The wages of less educated men—which had been in decline since the 1970s—also enjoyed a brief reprieve in the late 1990s and into the following decade. Working with University of Chicago colleagues Kerwin Charles and Matthew Notowidigdo, Hurst found that these aggregate statistics for the United States as a whole have played out in miniature across the country (PDF), as one would expect if the housing boom were really behind the short-lived uptick in the employment and salaries for the bottom 20 percent. In regions where the housing booms were greatest, the employment prospects of low-skilled workers fared the best, while in places that the housing bubble passed by, the job prospects of such workers continued their inexorable decline. (The researchers also found that the increase in construction employment was only part of the explanation: Low-skilled service employment also went up in places with housing booms as local residents, feeling wealthier as a result of the increased value of their homes, spent more at restaurants, barber shops, and local retail establishments.)

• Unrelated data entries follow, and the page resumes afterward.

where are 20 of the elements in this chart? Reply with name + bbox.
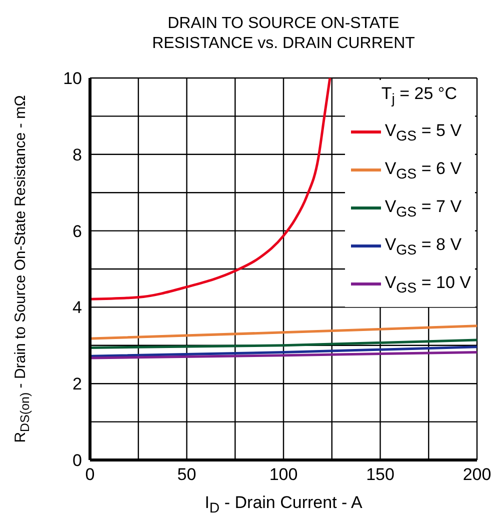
y-tick-label: 6 [72,222,82,241]
legend-label: V$_{GS}$ = 10 V [384,272,471,296]
x-tick-label: 200 [462,465,492,484]
x-tick-label: 100 [269,465,298,484]
legend-label: V$_{GS}$ = 7 V [384,196,462,220]
y-tick-label: 10 [63,69,82,88]
x-tick-label: 150 [366,465,394,484]
x-axis-title: I$_{D}$ - Drain Current - A [204,493,362,516]
x-tick-label: 0 [85,465,95,484]
y-tick-label: 0 [72,451,82,470]
legend-label: V$_{GS}$ = 5 V [384,120,462,144]
y-tick-label: 4 [72,298,82,318]
y-tick-label: 8 [72,145,82,164]
legend-label: V$_{GS}$ = 6 V [384,158,462,182]
x-tick-label: 50 [177,465,196,484]
y-tick-label: 2 [72,374,82,394]
legend-title: T$_{j}$ = 25 °C [381,84,457,108]
chart-title: DRAIN TO SOURCE ON-STATE RESISTANCE vs. DRAIN CURRENT [151,14,416,54]
legend-label: V$_{GS}$ = 8 V [384,234,462,258]
line-series [90,78,332,300]
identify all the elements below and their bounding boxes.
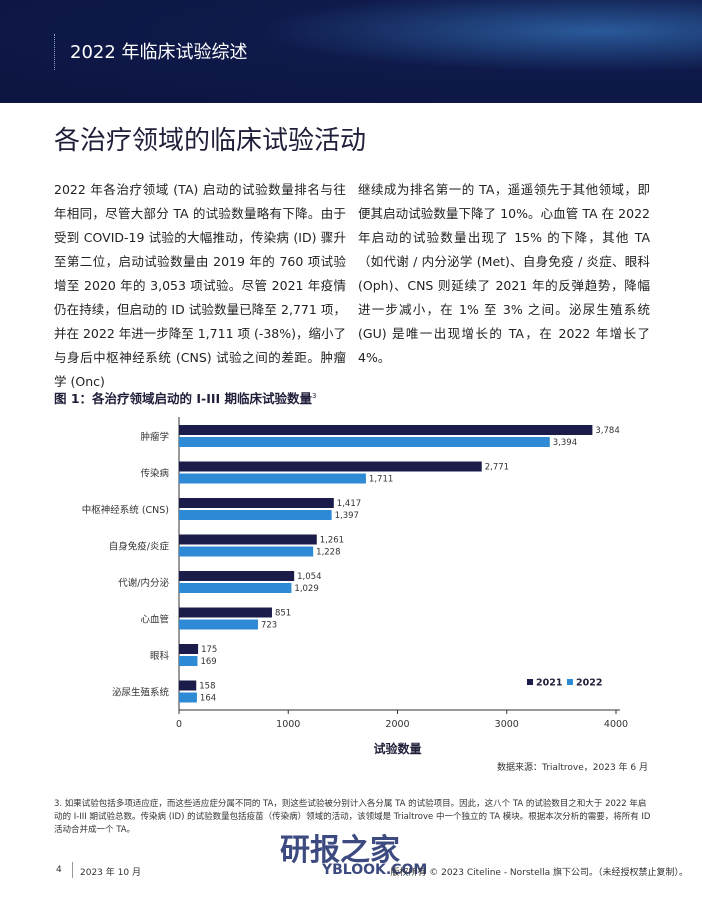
data-label: 3,784	[595, 426, 619, 436]
bar	[179, 619, 258, 630]
data-label: 851	[275, 609, 291, 619]
data-label: 2,771	[485, 463, 509, 473]
data-label: 175	[201, 645, 217, 655]
y-tick-label: 肿瘤学	[140, 431, 169, 443]
footer-divider	[72, 862, 73, 878]
y-tick-label: 心血管	[140, 614, 169, 626]
section-heading: 各治疗领域的临床试验活动	[54, 126, 367, 156]
bar	[179, 692, 197, 703]
header-title: 2022 年临床试验综述	[70, 42, 248, 63]
bar	[179, 546, 314, 557]
bar	[179, 607, 272, 618]
data-label: 1,261	[320, 536, 344, 546]
bar	[179, 583, 292, 593]
x-axis-title: 试验数量	[373, 741, 421, 756]
x-tick-label: 3000	[495, 719, 519, 730]
watermark-site: YBLOOK.COM	[322, 862, 428, 878]
data-label: 1,397	[335, 511, 359, 521]
y-tick-label: 中枢神经系统 (CNS)	[82, 504, 169, 516]
bar	[179, 510, 332, 520]
x-tick-label: 4000	[604, 719, 628, 730]
x-tick-label: 1000	[276, 719, 300, 730]
header-divider	[54, 34, 56, 70]
header-band: 2022 年临床试验综述	[0, 0, 702, 103]
y-tick-label: 传染病	[140, 468, 169, 480]
data-label: 1,711	[369, 475, 393, 485]
y-tick-label: 自身免疫/炎症	[109, 541, 170, 553]
data-label: 1,417	[337, 499, 361, 509]
chart-title-text: 图 1：各治疗领域启动的 I-III 期临床试验数量	[54, 391, 313, 406]
bar	[179, 498, 334, 508]
bar	[179, 461, 482, 472]
paragraph: 2022 年各治疗领域 (TA) 启动的试验数量排名与往年相同，尽管大部分 TA…	[54, 182, 347, 389]
bar	[179, 656, 198, 666]
legend-label: 2022	[576, 678, 602, 689]
watermark: 研报之家	[280, 833, 400, 868]
footer-date: 2023 年 10 月	[80, 868, 141, 878]
data-label: 1,029	[294, 584, 318, 594]
x-tick-label: 0	[176, 719, 182, 730]
page-number: 4	[56, 865, 62, 875]
source: 数据来源：Trialtrove，2023 年 6 月	[496, 763, 648, 773]
bar	[179, 425, 593, 435]
data-label: 1,228	[316, 548, 340, 558]
chart: 0 1000 2000 3000 4000 试验数量 肿瘤学 3,784 3,394 传染病 2,7…	[82, 417, 628, 756]
bar	[179, 473, 366, 484]
bar	[179, 571, 295, 581]
legend-swatch	[567, 679, 573, 685]
y-tick-label: 代谢/内分泌	[118, 577, 169, 589]
bar	[179, 644, 199, 654]
footer: 4 2023 年 10 月 版权所有 © 2023 Citeline - Nor…	[0, 860, 702, 884]
footnote-ref: 3	[312, 391, 317, 400]
legend-label: 2021	[536, 678, 562, 689]
data-label: 158	[199, 682, 215, 692]
data-label: 723	[261, 621, 277, 631]
y-tick-label: 泌尿生殖系统	[112, 687, 170, 699]
bar	[179, 534, 317, 545]
legend-swatch	[527, 679, 533, 685]
data-label: 164	[200, 694, 216, 704]
data-label: 169	[200, 657, 216, 667]
paragraph: 继续成为排名第一的 TA，遥遥领先于其他领域，即便其启动试验数量下降了 10%。…	[358, 182, 650, 365]
chart-title: 图 1：各治疗领域启动的 I-III 期临床试验数量3	[54, 388, 317, 407]
data-label: 3,394	[553, 438, 577, 448]
bar	[179, 437, 550, 447]
x-tick-label: 2000	[385, 719, 409, 730]
y-tick-label: 眼科	[150, 650, 170, 662]
copyright: 版权所有 © 2023 Citeline - Norstella 旗下公司。（未…	[390, 868, 688, 878]
footnote: 3. 如果试验包括多项适应症，而这些适应症分属不同的 TA，则这些试验被分别计入…	[54, 799, 651, 835]
bar	[179, 680, 197, 691]
data-label: 1,054	[297, 572, 321, 582]
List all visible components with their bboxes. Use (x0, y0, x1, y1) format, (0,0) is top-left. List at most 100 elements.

Overall, Hurst and his co-authors estimate that roughly 40 percent of the increase in nonemployment (those who are unemployed but still looking for jobs, as well as those who have given up and exited the labor force entirely) since 2007 involves manufacturing jobs that were already lost during the earlier part of the decade. But the loss of these jobs was temporarily obscured by the housing boom that allowed low-skilled individuals to find work. (For the college-educated, there was at most a modest connection between the housing booms and employment.)
Once again, we are not as wealthy as we thought we were. And there really is a significant structural component behind today’s sluggish labor market.